Some morphemes are realized by more than one morph. Such alternative morphs of a morpheme are called allomorphs.
3．Types of Morphemes
1) Free Morphemes
Free morphemes are those which usually have complete meanings in themselves and can be used freely or independently as words.
2) Bound Morphemes
Bound morphemes have to be bound with other morphemes to form words and can not be used independently as words.
3) Free Roots
Free roots are free morphemes. They are identical with root words.
A bound root, like a free root, is that part of the word that carries the fundamental meaning of a word, but unlike a free root, it is a bound form and has to be bound with other morphemes to form words.

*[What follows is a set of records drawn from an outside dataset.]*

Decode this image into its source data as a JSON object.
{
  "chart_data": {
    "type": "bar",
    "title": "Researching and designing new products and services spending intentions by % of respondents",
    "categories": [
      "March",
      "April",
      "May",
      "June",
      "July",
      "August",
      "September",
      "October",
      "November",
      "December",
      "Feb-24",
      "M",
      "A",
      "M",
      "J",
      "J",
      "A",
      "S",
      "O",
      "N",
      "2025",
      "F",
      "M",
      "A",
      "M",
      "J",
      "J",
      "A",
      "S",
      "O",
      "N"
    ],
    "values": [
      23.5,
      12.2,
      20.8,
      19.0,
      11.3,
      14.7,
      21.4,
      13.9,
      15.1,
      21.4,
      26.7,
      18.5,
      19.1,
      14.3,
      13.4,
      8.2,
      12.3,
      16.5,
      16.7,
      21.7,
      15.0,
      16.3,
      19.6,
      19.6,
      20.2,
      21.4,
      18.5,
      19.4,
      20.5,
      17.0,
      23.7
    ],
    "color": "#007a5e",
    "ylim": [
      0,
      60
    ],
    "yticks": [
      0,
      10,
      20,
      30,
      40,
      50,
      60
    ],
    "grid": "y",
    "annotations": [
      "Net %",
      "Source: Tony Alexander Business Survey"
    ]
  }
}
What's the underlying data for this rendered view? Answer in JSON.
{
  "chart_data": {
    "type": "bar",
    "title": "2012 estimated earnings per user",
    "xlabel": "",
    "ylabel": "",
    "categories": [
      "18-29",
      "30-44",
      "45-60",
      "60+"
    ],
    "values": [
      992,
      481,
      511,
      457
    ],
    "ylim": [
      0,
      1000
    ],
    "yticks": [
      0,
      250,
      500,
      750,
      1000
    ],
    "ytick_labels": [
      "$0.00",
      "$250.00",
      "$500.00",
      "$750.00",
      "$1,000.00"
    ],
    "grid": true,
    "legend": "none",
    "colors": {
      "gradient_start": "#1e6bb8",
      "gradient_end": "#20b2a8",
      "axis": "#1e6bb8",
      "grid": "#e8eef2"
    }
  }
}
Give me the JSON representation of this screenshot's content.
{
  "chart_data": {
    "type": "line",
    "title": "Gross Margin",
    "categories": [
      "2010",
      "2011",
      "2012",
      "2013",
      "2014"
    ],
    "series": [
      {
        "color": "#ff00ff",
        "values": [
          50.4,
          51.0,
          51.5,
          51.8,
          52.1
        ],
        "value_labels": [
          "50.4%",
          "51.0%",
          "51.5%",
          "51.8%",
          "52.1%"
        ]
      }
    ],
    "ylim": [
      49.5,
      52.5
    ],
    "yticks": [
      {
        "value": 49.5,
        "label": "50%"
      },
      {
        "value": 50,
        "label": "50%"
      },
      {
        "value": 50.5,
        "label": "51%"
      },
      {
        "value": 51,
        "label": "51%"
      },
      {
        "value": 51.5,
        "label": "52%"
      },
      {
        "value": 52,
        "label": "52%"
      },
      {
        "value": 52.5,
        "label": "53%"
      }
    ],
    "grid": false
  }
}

Affixes are forms that are attached to stems to modify meaning or function. Almost all the affixes are bound.
An inflectional affix is one attached to the end of a word to convey grammatical meaning or grammatical relation, such as tense, case, number, comparative or superlative degree, etc.
A derivational affix is one that is added to the beginning or the end of a word in order to create a new word. Derivational affixes can be divided into prefixes and suffixes.
Prefixes are the morphemes that occur at the beginning of a word. They modify the meaning of a stem, but usually do not change the part of speech of the original word.
Suffixes occur at the end of stems. Though they can modify the meanings of the original words, their chief function is to change the parts of speech of words.
4．Root and Stem
A root is the basic form of a word which can not be further analysed without total loss of identity. It carries the main component of the meaning of a word. It can also be defined as that part of a word which remains after all the inflectional and derivational affixes have been removed.
A stem can be defined as a any form to which an affix can be added.